Qu’est-ce qu’une bière artisanale ?
On vous parle souvent, sur ce site ou notre page Facebook, de bière artisanale. Mais au fond, qu’est-ce qui fait qu’une bière est artisanale ? Il n’existe pas de définition absolue et chacun fixera la limite entre artisanal et industriel selon ses propres critères. Toutefois, on peut essayer d’esquisser une tentative de réponse.
La première approche pourrait être légale. Si en 2014, Sabine Laruelle a déposé un projet de loi visant à définir la notion d’artisanat, la loi n’est toujours pas en vigueur. De plus, elle s’appuie sur des concepts assez vagues comme le caractère authentique et le savoir-faire. En revanche, elle fixe à 20 travailleurs maximum le personnel de l’entreprise. Ça vaut ce que ça vaut mais ça a au moins le mérite de fournir une frontière claire et quantifiable. Notons qu’en France, une telle loi est déjà opérationnelle.
Poussons plus loin et attardons-nous maintenant à la fabrication proprement dite de la bière. On pourrait définir une bière artisanale selon ce qu’elle contient. Seuls les ingrédients nobles, de base tels que les céréales (orge, froment, avoine, épeautre, …), les houblons, l’eau et la levure seraient tolérés. C’est ce que les Allemands ont voulu faire avec leur Reinheitsgebot. Mais, en Belgique, on a souvent tendance à ajouter des épices et parfois du sucre. Est-ce qu’une telle bière n’est plus artisanale du coup ? Bien sûr que non. Cependant, il est clair que les intrants chimiques (conservateurs, antioxydants, colorants, agents de soutien de mousse, exhausteurs de goûts, …) sont réservés à l’industrie qui en abuse afin de réduire les coûts et accélérer les processus. Certains adjuvants comme l’extrait de houblon isomérisé sont plus sujets à controverse. On pourrait insister sur l’utilisation d’ingrédients les moins modifiés possibles mais qu’en est-il alors de l’utilisation grandissante des houblons en pellets plutôt qu’en fleurs ? Comment faire évoluer l’artisanat sans vendre son âme au diable ? Une question de limite on vous disait…
Une approche plus rationnelle tendrait à considérer les volumes produits par la brasserie. Là encore, chacun posera le jalon où il le souhaite. Doit-on brasser moins de 10.000 hectolitres par an pour qu’une brasserie soit considérée comme artisanale ? Moins de 50.000 hl ? Moins de 100.000 hl ? On voit bien ici la différence entre le mot craft utilisé pour définir les brasseries américaines « artisanales » et la difficulté de traduction au vu des volumes énormes produits outre-Atlantique.

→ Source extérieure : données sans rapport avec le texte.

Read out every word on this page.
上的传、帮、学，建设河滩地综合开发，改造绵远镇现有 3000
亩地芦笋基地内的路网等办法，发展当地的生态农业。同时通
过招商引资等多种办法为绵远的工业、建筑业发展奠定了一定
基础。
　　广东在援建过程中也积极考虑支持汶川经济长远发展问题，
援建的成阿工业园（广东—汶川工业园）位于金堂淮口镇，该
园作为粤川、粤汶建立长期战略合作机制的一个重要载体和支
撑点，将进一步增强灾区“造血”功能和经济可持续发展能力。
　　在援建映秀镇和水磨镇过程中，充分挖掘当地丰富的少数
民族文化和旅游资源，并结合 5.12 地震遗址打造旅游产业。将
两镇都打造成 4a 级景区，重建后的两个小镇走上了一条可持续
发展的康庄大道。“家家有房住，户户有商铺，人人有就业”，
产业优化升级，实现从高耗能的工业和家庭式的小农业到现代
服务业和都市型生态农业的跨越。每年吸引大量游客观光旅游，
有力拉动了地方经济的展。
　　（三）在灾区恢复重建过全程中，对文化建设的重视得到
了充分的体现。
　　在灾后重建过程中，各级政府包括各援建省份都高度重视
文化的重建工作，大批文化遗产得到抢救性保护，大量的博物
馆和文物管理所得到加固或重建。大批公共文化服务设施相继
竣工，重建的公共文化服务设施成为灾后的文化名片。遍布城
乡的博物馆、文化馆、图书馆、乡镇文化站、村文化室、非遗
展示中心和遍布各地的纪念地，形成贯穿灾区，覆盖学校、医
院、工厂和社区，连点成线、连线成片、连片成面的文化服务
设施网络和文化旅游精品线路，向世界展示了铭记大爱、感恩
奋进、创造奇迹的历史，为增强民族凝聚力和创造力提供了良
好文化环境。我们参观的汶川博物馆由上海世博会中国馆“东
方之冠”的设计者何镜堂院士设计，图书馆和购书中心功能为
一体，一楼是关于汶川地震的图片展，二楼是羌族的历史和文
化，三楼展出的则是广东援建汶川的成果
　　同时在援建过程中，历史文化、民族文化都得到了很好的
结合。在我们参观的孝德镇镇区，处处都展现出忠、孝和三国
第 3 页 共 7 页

L’indépendance est une caractéristique intéressante. Dans la conjoncture actuelle qui voit le rachat de nombreuses brasseries par des grands groupes brassicoles, difficile de continuer à utiliser le qualificatif « artisanal » dans ce cas. Cela peut être plus vicieux que ça. Une entreprise faisant brasser à façon ses produits n’est, par définition, pas indépendante. Du coup, on pourrait distinguer la bière artisanale (le produit) fabriquée par une brasserie artisanale mais pour le compte d’une entreprise qui, elle, ne l’est pas. Vous suivez toujours ?

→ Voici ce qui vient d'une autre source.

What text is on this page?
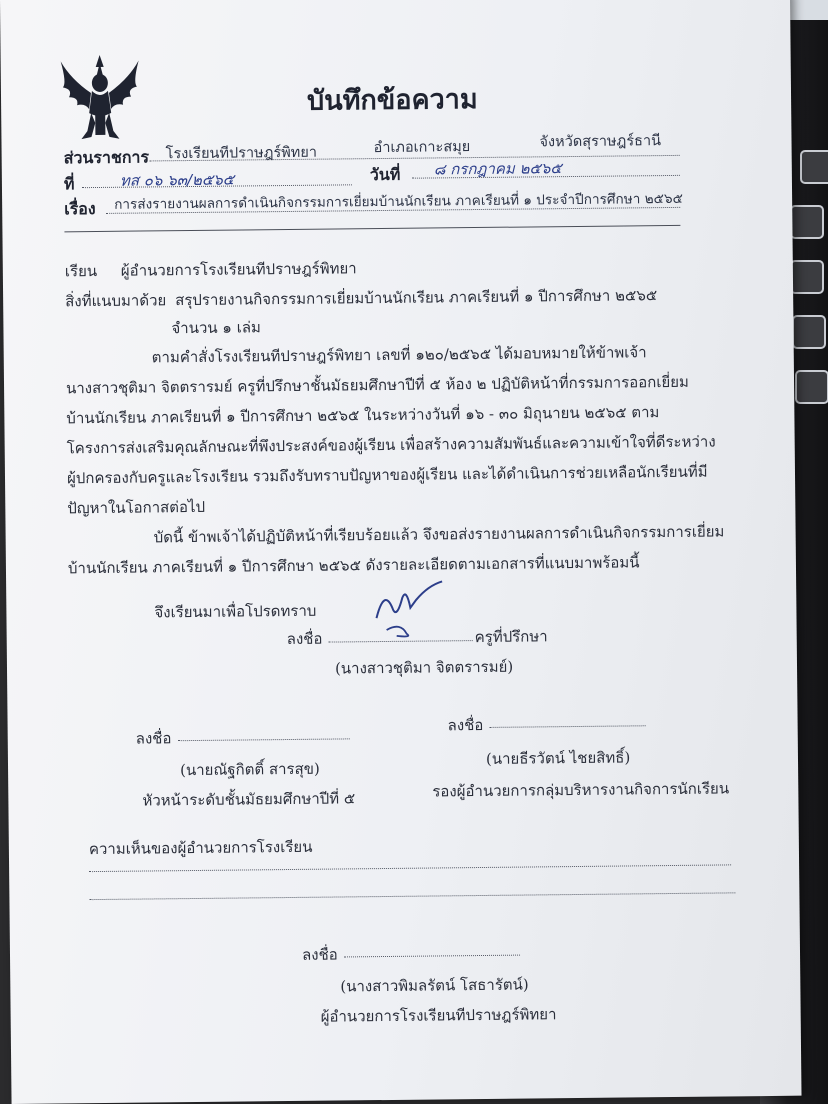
บันทึกข้อความ
ส่วนราชการ โรงเรียนทีปราษฎร์พิทยา	อำเภอเกาะสมุย	จังหวัดสุราษฎร์ธานี
ที่	ทส ๐๖ ๖๓/๒๕๖๕	วันที่ ๘ กรกฎาคม ๒๕๖๕
เรื่อง การส่งรายงานผลการดำเนินกิจกรรมการเยี่ยมบ้านนักเรียน ภาคเรียนที่ ๑ ประจำปีการศึกษา ๒๕๖๕
เรียน ผู้อำนวยการโรงเรียนทีปราษฎร์พิทยา
สิ่งที่แนบมาด้วย สรุปรายงานกิจกรรมการเยี่ยมบ้านนักเรียน ภาคเรียนที่ ๑ ปีการศึกษา ๒๕๖๕
จำนวน ๑ เล่ม
ตามคำสั่งโรงเรียนทีปราษฎร์พิทยา เลขที่ ๑๒๐/๒๕๖๕ ได้มอบหมายให้ข้าพเจ้า
นางสาวชุติมา จิตตรารมย์ ครูที่ปรึกษาชั้นมัธยมศึกษาปีที่ ๕ ห้อง ๒ ปฏิบัติหน้าที่กรรมการออกเยี่ยม
บ้านนักเรียน ภาคเรียนที่ ๑ ปีการศึกษา ๒๕๖๕ ในระหว่างวันที่ ๑๖ - ๓๐ มิถุนายน ๒๕๖๕ ตาม
โครงการส่งเสริมคุณลักษณะที่พึงประสงค์ของผู้เรียน เพื่อสร้างความสัมพันธ์และความเข้าใจที่ดีระหว่าง
ผู้ปกครองกับครูและโรงเรียน รวมถึงรับทราบปัญหาของผู้เรียน และได้ดำเนินการช่วยเหลือนักเรียนที่มี
ปัญหาในโอกาสต่อไป
บัดนี้ ข้าพเจ้าได้ปฏิบัติหน้าที่เรียบร้อยแล้ว จึงขอส่งรายงานผลการดำเนินกิจกรรมการเยี่ยม
บ้านนักเรียน ภาคเรียนที่ ๑ ปีการศึกษา ๒๕๖๕ ดังรายละเอียดตามเอกสารที่แนบมาพร้อมนี้
จึงเรียนมาเพื่อโปรดทราบ
ลงชื่อ	ครูที่ปรึกษา
(นางสาวชุติมา จิตตรารมย์)
ลงชื่อ
(นายณัฐกิตติ์ สารสุข)
หัวหน้าระดับชั้นมัธยมศึกษาปีที่ ๕
ลงชื่อ
(นายธีรวัตน์ ไชยสิทธิ์)
รองผู้อำนวยการกลุ่มบริหารงานกิจการนักเรียน
ความเห็นของผู้อำนวยการโรงเรียน
ลงชื่อ
(นางสาวพิมลรัตน์ โสธารัตน์)
ผู้อำนวยการโรงเรียนทีปราษฎร์พิทยา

Et la qualité dans tout ça ? Eh bien, ça n’a rien à voir. En tout cas, si on parle de qualités gustatives. Même si on peut espérer, et c’est heureusement généralement le cas, qu’une bière artisanale est meilleure au goût, ce n’est pas toujours le cas. Un facteur important, et peu tangible, serait de prendre en compte l’intention du brasseur. Vouloir faire de bons produits, sains, à base d’ingrédients véritables et naturels, est une condition sine qua non pour mériter l’appellation d’artisan.
On le constate, ce n’est pas évident de définir précisément et sans ambiguité le concept de bière artisanale. Souvent, les critères sont cités en opposition avec l’industrie mais pas de manière absolue. Chacun doit se faire sa propre opinion en dégustant les produits disponibles sur le marché et en visitant les brasseries où ils sont fabriqués.